La voie était étroite. La riposte devait aller au-delà d’une protestation symbolique face au « carnage chimique » dénoncé par l’ambassadeur de France aux Nations unies, François Delattre. Elle devait en même temps rester assez limitée pour ne pas relancer une « escalade » militaire, selon l’expression d’Emmanuel Macron, qui risquait d’échapper à ses initiateurs. Le secrétaire général de l’ONU, Antonio Gutteres, avait lui-même mis en garde les protagonistes contre le péril d’un « situation hors contrôle » et fait part de sa « grande inquiétude » face à « l’impasse actuelle ».
Un climat de guerre froide
Le danger était évidemment d’aggraver le conflit entre les pays occidentaux et la Russie, qui s’est instituée la protectrice de Bachar al-Assad, voire d’en revenir à un climat de guerre froide qui pourrait aller jusqu’à une confrontation militaire sur le terrain, ou plutôt dans le ciel, syrien. L’ambassadeur russe au Liban, Alexander Zassipkine, répondant à Donald Trump, n’a pas hésité à dramatiser la situation en affirmant qu’en cas de frappe, les missiles américains seraient abattus et les sources d’où proviennent ces missiles « prises pour cibles ».
Ces menaces n’ont pas suffi à dissuader les Occidentaux, qui ont le souvenir mordant de leur inaction quand en 2013 Bachar al-Assad avait recouru en toute impunité aux armes chimiques contre la population de la Ghouta orientale. Sauf à perdre toute crédibilité, ils ne pouvaient laisser passer sans réagir ce nouveau crime de guerre, alors même que, d’après l’organisation humanitaire Human Rights Watch, le régime de Damas a procédé à 85 frappes chimiques entre 2013 et 2017.

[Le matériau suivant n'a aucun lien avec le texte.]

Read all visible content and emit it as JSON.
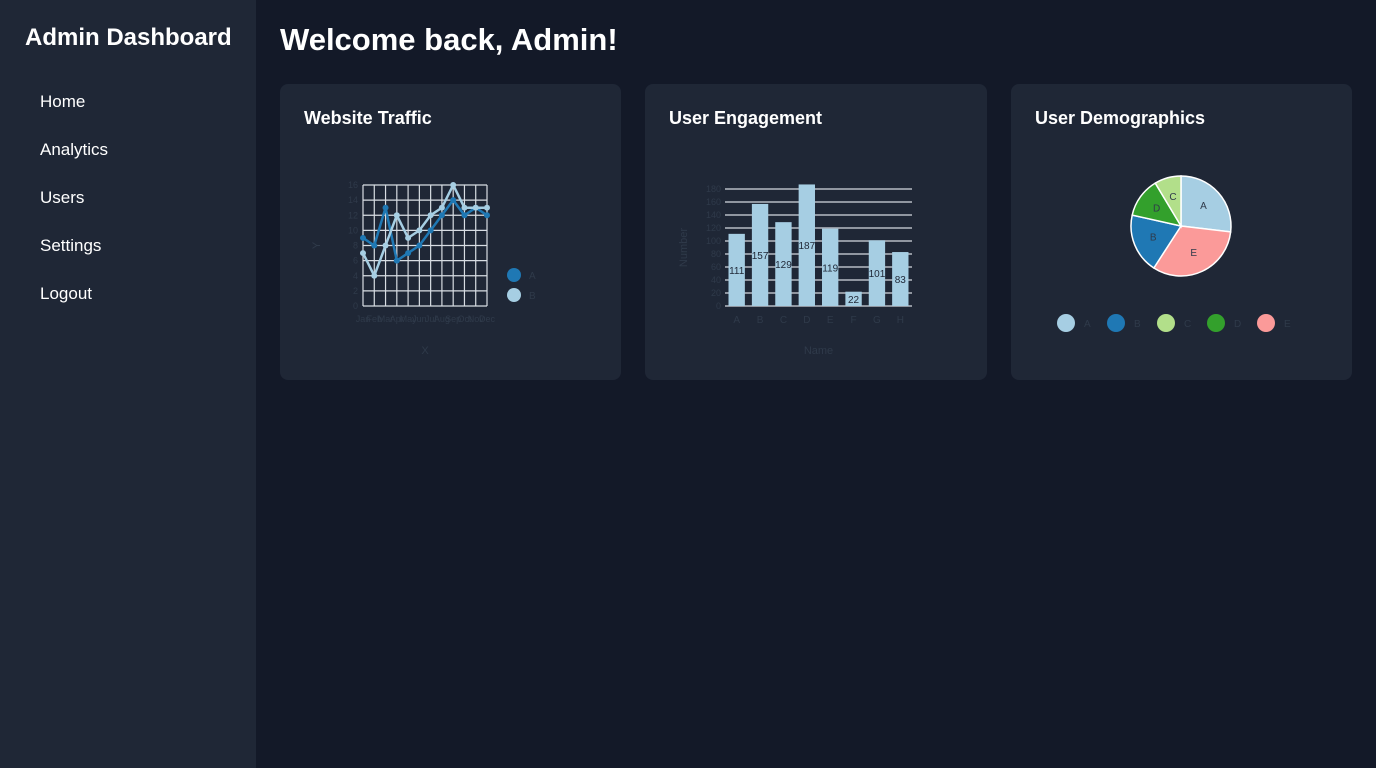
{
  "sidebar": {
    "title": "Admin Dashboard",
    "items": [
      {
        "label": "Home"
      },
      {
        "label": "Analytics"
      },
      {
        "label": "Users"
      },
      {
        "label": "Settings"
      },
      {
        "label": "Logout"
      }
    ]
  },
  "main": {
    "title": "Welcome back, Admin!"
  },
  "cards": {
    "traffic": {
      "title": "Website Traffic"
    },
    "engagement": {
      "title": "User Engagement"
    },
    "demographics": {
      "title": "User Demographics"
    }
  },
  "colors": {
    "background": "#131928",
    "panel": "#1f2736",
    "text": "#ffffff",
    "axis_text": "#2f3a4a",
    "series_dark_blue": "#1f78b4",
    "series_light_blue": "#a6cee3",
    "series_light_green": "#b2df8a",
    "series_green": "#33a02c",
    "series_pink": "#fb9a99"
  },
  "chart_data": [
    {
      "type": "line",
      "x": [
        "Jan",
        "Feb",
        "Mar",
        "Apr",
        "May",
        "Jun",
        "Jul",
        "Aug",
        "Sep",
        "Oct",
        "Nov",
        "Dec"
      ],
      "xlabel": "X",
      "ylabel": "Y",
      "ylim": [
        0,
        16
      ],
      "y_ticks": [
        0,
        2,
        4,
        6,
        8,
        10,
        12,
        14,
        16
      ],
      "grid": true,
      "legend": "right",
      "series": [
        {
          "name": "A",
          "color": "#1f78b4",
          "values": [
            9,
            8,
            13,
            6,
            7,
            8,
            10,
            12,
            14,
            12,
            13,
            12
          ]
        },
        {
          "name": "B",
          "color": "#a6cee3",
          "values": [
            7,
            4,
            8,
            12,
            9,
            10,
            12,
            13,
            16,
            13,
            13,
            13
          ]
        }
      ]
    },
    {
      "type": "bar",
      "categories": [
        "A",
        "B",
        "C",
        "D",
        "E",
        "F",
        "G",
        "H"
      ],
      "values": [
        111,
        157,
        129,
        187,
        119,
        22,
        101,
        83
      ],
      "xlabel": "Name",
      "ylabel": "Number",
      "ylim": [
        0,
        180
      ],
      "y_ticks": [
        0,
        20,
        40,
        60,
        80,
        100,
        120,
        140,
        160,
        180
      ],
      "grid": true,
      "color": "#a6cee3"
    },
    {
      "type": "pie",
      "labels": [
        "A",
        "B",
        "C",
        "D",
        "E"
      ],
      "values": [
        25,
        18,
        8,
        12,
        30
      ],
      "colors": [
        "#a6cee3",
        "#1f78b4",
        "#b2df8a",
        "#33a02c",
        "#fb9a99"
      ],
      "legend": "bottom"
    }
  ]
}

L’opération a été menée avec assez de maîtrise pour que l’escalade redoutée n’ait pas lieu. De ce point de vue, l’objectif a été atteint. Aucune unité russe n’a été atteinte par l’offensive des trois pays. Les échanges qu’elle a provoqués entre Washington et Moscou n’ont été que verbaux. Ainsi Donald Trump a-t-il invité Vladimir Poutine à « quitter la voie sinistre du soutien à Assad » tandis que le président russe dénonçait dans la riposte occidentale « un acte d’agression à l’encontre d’un Etat souverain ». On n’est pas dans le registre de la guerre. Le Conseil de sécurité a été convoqué à la demande de Moscou. Si la crise n’est pas close, la diplomatie reprend ses droits après le coup de semonce des trois capitales occidentales.